- Create an issue describing the change you want to make.
EDVART uses Poetry for managing dependencies. Follow the instructions on the Poetry website to install it. We recommend pyenv (installer) for managing Python versions.
# Install Python 3.11
pyenv install 3.11
# Use pyenv's Python 3.11 for the current folder
pyenv local 3.11
# Create virtual environment (install all optional dependencies)
poetry install --extras all
# Activate Poetry virtual environment in the current shell
poetry shell
You can also use poetry run
to run commands in the virtual environment without activating it in the current shell (via poetry shell
).
Start by implementing a prototype of the analysis in a Jupyter notebook. See the example prototype for an example prototype.
You can test your implementation by loading the example datasets using edvart.example_datasets.dataset_*
and running your analysis on the dataset.
The basic idea is that the code of your analysis will get exported by the user to a new notebook with varying levels of detail configurable by the user.
Your analysis will be its own section in the exported report notebook.

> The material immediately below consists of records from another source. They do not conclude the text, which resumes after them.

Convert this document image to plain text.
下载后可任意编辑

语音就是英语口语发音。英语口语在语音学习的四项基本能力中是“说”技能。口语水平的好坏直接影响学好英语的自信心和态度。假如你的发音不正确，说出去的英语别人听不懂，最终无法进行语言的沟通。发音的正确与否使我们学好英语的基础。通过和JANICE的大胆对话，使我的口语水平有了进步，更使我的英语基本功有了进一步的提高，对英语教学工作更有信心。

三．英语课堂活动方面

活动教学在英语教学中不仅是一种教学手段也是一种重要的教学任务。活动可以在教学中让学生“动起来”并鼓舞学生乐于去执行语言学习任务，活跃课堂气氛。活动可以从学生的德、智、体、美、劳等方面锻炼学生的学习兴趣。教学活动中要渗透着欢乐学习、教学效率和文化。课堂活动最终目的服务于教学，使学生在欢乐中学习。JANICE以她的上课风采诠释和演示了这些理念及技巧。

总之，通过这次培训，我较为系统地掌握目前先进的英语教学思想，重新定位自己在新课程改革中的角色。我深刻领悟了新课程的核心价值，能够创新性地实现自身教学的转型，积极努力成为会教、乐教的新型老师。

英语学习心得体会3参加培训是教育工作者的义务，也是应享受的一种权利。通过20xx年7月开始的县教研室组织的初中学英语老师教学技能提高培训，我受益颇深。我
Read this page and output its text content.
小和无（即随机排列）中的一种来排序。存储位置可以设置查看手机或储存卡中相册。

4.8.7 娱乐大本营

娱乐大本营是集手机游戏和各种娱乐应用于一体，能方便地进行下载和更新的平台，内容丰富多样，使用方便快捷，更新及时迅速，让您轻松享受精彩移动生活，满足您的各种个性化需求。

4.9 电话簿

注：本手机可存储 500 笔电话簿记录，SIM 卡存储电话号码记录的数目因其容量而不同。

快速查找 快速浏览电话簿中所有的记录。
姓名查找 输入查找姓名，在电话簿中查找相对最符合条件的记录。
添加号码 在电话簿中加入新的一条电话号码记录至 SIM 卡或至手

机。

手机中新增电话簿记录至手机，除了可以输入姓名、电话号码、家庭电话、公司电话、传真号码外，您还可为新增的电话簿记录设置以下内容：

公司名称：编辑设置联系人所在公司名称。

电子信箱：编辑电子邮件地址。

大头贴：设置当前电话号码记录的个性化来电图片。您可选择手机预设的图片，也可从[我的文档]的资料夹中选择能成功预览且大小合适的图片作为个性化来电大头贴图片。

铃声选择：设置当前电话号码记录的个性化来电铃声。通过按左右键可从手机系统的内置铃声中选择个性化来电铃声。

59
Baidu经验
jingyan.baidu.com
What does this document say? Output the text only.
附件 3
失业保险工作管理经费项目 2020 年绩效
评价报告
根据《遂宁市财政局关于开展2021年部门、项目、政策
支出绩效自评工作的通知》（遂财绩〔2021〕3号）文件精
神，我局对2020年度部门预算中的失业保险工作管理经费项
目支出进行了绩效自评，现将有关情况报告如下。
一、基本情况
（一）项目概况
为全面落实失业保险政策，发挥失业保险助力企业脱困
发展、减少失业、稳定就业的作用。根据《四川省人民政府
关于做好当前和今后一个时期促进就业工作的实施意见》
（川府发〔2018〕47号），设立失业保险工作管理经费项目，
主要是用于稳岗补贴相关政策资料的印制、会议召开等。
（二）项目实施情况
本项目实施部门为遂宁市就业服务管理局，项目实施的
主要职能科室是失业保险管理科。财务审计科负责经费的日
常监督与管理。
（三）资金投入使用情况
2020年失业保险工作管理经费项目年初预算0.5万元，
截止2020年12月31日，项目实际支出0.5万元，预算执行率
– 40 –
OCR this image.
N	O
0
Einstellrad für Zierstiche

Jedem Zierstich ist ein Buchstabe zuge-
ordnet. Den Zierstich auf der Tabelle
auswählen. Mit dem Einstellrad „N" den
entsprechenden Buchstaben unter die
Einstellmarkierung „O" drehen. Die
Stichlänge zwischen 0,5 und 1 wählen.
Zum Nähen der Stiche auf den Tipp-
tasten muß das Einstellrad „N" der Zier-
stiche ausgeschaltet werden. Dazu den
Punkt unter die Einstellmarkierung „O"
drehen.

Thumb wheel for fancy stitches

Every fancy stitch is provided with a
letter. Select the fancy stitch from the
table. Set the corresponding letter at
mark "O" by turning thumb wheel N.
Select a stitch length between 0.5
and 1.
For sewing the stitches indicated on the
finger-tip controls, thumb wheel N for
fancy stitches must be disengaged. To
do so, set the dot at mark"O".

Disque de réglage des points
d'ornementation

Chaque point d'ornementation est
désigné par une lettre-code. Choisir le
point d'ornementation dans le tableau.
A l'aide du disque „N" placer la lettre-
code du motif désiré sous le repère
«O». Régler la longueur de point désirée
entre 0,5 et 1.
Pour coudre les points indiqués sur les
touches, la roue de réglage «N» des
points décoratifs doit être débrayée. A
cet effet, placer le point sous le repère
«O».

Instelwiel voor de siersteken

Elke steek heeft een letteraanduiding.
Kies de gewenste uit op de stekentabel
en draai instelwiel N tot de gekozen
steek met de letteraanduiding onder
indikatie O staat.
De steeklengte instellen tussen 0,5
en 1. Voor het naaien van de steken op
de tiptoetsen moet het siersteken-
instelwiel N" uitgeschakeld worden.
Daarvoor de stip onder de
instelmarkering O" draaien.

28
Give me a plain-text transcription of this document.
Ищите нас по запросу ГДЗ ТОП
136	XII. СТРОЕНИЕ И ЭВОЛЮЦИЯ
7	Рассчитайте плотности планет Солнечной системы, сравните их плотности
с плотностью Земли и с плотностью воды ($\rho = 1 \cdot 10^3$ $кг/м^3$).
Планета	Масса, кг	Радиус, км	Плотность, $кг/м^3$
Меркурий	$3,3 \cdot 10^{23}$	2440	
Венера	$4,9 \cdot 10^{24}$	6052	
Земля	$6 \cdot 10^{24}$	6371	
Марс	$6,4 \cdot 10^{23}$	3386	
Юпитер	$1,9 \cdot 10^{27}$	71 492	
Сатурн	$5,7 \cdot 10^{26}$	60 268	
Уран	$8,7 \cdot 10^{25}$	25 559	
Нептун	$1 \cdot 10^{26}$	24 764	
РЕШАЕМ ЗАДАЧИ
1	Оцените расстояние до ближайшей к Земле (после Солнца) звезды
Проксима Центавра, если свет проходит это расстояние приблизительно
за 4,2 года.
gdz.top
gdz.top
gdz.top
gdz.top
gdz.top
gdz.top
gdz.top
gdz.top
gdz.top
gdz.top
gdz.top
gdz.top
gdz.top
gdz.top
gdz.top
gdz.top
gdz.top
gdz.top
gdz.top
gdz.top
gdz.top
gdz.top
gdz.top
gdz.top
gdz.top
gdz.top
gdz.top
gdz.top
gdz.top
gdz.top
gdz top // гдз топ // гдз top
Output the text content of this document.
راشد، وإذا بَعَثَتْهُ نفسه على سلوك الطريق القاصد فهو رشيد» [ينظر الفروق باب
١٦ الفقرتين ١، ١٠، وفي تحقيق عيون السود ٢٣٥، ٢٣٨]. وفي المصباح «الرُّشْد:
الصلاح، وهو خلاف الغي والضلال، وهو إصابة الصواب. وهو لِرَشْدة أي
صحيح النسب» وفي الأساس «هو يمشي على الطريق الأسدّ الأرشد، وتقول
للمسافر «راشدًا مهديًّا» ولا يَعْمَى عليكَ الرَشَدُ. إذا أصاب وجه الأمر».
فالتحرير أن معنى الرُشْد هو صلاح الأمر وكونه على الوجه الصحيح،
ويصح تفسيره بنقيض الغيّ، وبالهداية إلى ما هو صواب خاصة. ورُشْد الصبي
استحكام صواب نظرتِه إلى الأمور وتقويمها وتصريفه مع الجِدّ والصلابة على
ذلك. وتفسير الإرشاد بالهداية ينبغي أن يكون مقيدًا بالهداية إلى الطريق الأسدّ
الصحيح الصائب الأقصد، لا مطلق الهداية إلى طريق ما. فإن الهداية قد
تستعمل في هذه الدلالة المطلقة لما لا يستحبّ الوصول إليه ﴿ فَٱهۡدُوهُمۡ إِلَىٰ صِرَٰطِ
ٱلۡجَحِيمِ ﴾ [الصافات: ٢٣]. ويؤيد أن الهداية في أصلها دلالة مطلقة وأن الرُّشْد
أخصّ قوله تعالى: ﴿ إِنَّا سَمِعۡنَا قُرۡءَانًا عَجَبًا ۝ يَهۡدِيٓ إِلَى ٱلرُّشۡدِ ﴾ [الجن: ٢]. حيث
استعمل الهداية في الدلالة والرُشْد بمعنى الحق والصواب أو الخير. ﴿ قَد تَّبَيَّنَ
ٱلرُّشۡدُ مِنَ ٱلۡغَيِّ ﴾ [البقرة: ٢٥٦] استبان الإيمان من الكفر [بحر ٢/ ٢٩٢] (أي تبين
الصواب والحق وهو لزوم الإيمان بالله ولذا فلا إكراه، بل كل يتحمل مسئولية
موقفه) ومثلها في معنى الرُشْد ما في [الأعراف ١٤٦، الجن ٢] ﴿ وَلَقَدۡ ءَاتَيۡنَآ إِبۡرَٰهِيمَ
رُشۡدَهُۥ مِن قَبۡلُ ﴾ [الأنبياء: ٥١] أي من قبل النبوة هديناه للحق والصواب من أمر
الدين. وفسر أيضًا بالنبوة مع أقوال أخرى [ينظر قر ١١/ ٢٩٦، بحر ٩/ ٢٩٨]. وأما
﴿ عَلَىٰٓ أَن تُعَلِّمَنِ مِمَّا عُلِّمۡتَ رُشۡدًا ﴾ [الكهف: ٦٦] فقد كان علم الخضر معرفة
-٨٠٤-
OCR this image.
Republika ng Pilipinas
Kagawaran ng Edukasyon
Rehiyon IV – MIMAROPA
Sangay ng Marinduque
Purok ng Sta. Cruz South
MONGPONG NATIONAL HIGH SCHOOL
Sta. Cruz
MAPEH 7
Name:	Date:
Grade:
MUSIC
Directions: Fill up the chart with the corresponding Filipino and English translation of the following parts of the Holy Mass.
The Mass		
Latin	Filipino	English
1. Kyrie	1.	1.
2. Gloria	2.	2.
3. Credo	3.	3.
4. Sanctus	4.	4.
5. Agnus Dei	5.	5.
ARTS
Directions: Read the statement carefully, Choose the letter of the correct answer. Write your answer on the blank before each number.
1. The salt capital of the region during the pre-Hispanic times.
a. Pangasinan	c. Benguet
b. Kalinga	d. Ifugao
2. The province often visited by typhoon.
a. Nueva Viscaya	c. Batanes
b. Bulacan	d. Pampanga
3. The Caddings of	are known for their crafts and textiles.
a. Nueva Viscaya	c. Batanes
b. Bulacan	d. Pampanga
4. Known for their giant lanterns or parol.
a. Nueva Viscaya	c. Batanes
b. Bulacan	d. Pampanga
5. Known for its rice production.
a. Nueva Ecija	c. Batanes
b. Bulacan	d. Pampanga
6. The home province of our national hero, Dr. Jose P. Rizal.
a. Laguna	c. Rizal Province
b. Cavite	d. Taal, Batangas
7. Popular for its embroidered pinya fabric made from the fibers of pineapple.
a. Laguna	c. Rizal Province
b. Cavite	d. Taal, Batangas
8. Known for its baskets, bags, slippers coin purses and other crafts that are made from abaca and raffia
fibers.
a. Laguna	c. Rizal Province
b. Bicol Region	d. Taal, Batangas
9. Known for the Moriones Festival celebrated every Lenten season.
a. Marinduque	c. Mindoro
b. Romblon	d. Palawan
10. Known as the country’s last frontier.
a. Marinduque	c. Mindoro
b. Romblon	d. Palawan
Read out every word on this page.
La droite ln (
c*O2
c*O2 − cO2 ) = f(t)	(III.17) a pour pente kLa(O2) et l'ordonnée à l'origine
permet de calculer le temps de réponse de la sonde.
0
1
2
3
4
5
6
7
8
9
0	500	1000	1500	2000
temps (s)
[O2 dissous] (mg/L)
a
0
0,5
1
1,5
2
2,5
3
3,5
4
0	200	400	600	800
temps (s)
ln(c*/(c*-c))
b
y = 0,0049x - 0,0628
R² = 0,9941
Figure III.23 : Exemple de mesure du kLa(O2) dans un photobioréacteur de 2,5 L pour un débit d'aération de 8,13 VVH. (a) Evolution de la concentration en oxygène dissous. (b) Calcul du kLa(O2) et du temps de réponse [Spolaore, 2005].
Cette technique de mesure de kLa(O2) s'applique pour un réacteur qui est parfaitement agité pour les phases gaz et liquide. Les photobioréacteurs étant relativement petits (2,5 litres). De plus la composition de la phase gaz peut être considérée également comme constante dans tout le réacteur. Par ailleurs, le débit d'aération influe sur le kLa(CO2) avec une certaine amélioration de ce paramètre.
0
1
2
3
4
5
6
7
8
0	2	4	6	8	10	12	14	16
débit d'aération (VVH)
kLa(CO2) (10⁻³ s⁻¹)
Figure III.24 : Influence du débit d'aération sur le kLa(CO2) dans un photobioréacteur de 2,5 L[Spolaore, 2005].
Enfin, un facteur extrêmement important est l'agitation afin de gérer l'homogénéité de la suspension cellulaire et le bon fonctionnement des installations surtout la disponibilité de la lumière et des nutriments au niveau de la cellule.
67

To implement the API, create a new Python module edvart/report_sections/your_analysis.py
containing a class that implements your analysis.
Your class should be a subclass of edvart.report_sections.section_base.Section
and implement all of the abstract methods.
See the documentation of edvart.report_sections.section_base.Section
for details on the methods you need to implement.
For a reference section implementation, see edvart/report_sections/univariate_analysis.py
.
If your analysis section contains subsections and you want the user to be able to configure which subsections are used,
use the edvart/report_sections/section_base.ReportSection
base class instead.
See edvart/report_sections/dataset_overview.py
for reference.
Once you have implemented the class, expose the functionality to the user by integrating
your class into the class that the user will use directly, namely edvart.Report
or edvart.TimeseriesReport
.
Add a method to the ReportBase
-based class that adds an instance of your section analysis class
to the list of sections of the report self.sections
and prefix it with add_
.
If you want your section to be added to the report by default, call the newly created method in __init__
of DefaultReport
or DefaultTimeseriesReport
.
Create unit tests by creating a Python script in the folder tests
prefixed with test_
.
The script should contain functions also prefixed with test_
that make assertions.
Test whether your class exports the correct code for the given verbosity. See the tests
folder for reference.
The PR implementing the visualization to the API should also remove the prototype. If there are multiple PRs implementing the same visualization, the prototype should be removed in the last PR.
If you add a new section, add the section description into docs/sections.rst
- Split your work into separate and atomic pull requests. Put any non-obvious reasoning behind any change to the pull request description. Separate “preparatory” changes and modifications from new features & improvements.
- The pull requests are squashed when merged. The PR title is used as the commit title. The PR description is used as the commit description.
- Use conventional commit messages in the PR title and description. See Conventional Commits. Usage of conventional commit PR titles and descriptions is enforced by the CI pipeline.
- Prefer adding new commits over amending existing ones during the review process. The latter makes it harder to review changes and track down modifications.
- The line length is limited to 100 characters in Python code, except if it would make the code less readable.
ruff
is used for formatting and linting Python code. The following commands can be used to properly format the code and check for linting errors with automatic fixing:
poetry run ruff format .
poetry run ruff check . --fix
The following command can be used to check if the code is properly formatted and check for linting errors:
poetry run ruff format --check .
poetry run ruff check .
All of the above code style requirements are enforced by the CI pipeline.